Plantar Fasciitis | A Pain in the Heel

Plantar Fasciitis is a funny name for a pain that is no joke.

Heel pain is an excruciating condition to suffer from and Plantar fasciitis is the most common form of heel that there is. Most patients we see have never heard of it until they get it and then do some research on the internet. The problem with self diagnosis is that like on most subjects the net is full of misinformation. Hopefully this article will help clear up a few things.

Plantar fasciitis is an inflammation of the plantar fascia, a ligament-like structure under the arch of the foot that goes from the big toe joint to the heel bone.
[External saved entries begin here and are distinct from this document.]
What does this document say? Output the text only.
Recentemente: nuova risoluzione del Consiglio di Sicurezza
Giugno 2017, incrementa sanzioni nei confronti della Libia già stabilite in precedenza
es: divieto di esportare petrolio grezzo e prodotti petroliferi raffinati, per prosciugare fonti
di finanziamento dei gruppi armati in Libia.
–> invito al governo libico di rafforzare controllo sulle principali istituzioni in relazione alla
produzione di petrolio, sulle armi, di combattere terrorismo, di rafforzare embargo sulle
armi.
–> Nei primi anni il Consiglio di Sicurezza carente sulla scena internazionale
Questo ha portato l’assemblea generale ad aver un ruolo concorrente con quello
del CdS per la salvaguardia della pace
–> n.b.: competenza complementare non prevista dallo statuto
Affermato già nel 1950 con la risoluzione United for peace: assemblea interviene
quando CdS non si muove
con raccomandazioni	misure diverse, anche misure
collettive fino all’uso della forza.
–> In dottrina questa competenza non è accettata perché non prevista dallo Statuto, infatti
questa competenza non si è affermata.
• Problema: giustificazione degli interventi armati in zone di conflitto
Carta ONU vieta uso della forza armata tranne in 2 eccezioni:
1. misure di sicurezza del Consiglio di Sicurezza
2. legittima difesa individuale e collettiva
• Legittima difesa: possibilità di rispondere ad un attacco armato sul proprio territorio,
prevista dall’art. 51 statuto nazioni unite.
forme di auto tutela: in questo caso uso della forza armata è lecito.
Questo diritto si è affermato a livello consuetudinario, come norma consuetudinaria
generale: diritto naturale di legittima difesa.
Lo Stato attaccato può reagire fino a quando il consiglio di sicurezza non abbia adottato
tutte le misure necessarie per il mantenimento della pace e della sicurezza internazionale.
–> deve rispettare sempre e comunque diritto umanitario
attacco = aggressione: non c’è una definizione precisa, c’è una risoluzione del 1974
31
The most common version is a pain at the attachment point of the structure just at the inside/front portion of the heel bone.

The pain in the heel in the morning can be the most painful it will be throughout the day.  This is due to the fascia ‘resting’ and tightening at night.

Inflammation builds up over years of repetitive ‘pulling’ on the attachment due to incorrect biomechanics. or tightness in the plantar fascia which is strained during activities such as walking and running.

Most people think that their problems started only a few months previously to attended the clinic but in fact their condition started years before but is only starting to ’cause’ pain in recent times.

A few myths about plantar fasciitis

The following don’t cause plantar fasciitis…but they do have an influence on it:

  • Bodyweight
  • The wrong shoes
  • The wrong running shoes
  • Trauma (such as jumping down off a high surface)
  • Heel spurs…more on this later

Being overweight doesn’t help your biomechanics but carrying excess weight doesn’t cause heel pain, it just adds to it.

Incorrect footwear choices will increase pain because of lack of support for the ‘badly positioned’ foot. However, they don’t induce heel pain. Avoid slippers, slip-on shoes and shoes with little stiffening in the heel area such as deck shoes.

Heel spurs are an interesting problem. This is because you can have heel spurs and never get heel pain and vice versa. They can cause heel pain but a lot of the time this is just a traumatic pain and not actual plantar fasciitis. Claims that all plantar fasciitis pain is caused by heel spurs are just false.

Treatments for plantar fasciitis

Treatment can be very simple to apply.

The main form of treatment we apply at Leinster Clinic Biomechanics Lab are foot orthotics. We also recommend a stretching programme and sometimes a night splint. The latter 2 are pain management treatments. Altering your biomechanics, the main cause of the pain, is the primary treatment because if we don’t solve the reason for the heel pain then the other treatments aren’t going to be successful at all.

Sufferers of plantar fasciitis can be helped easily in most cases but the misinformation and maltreatment of this condition is rampant and continues unchallenged in many corners.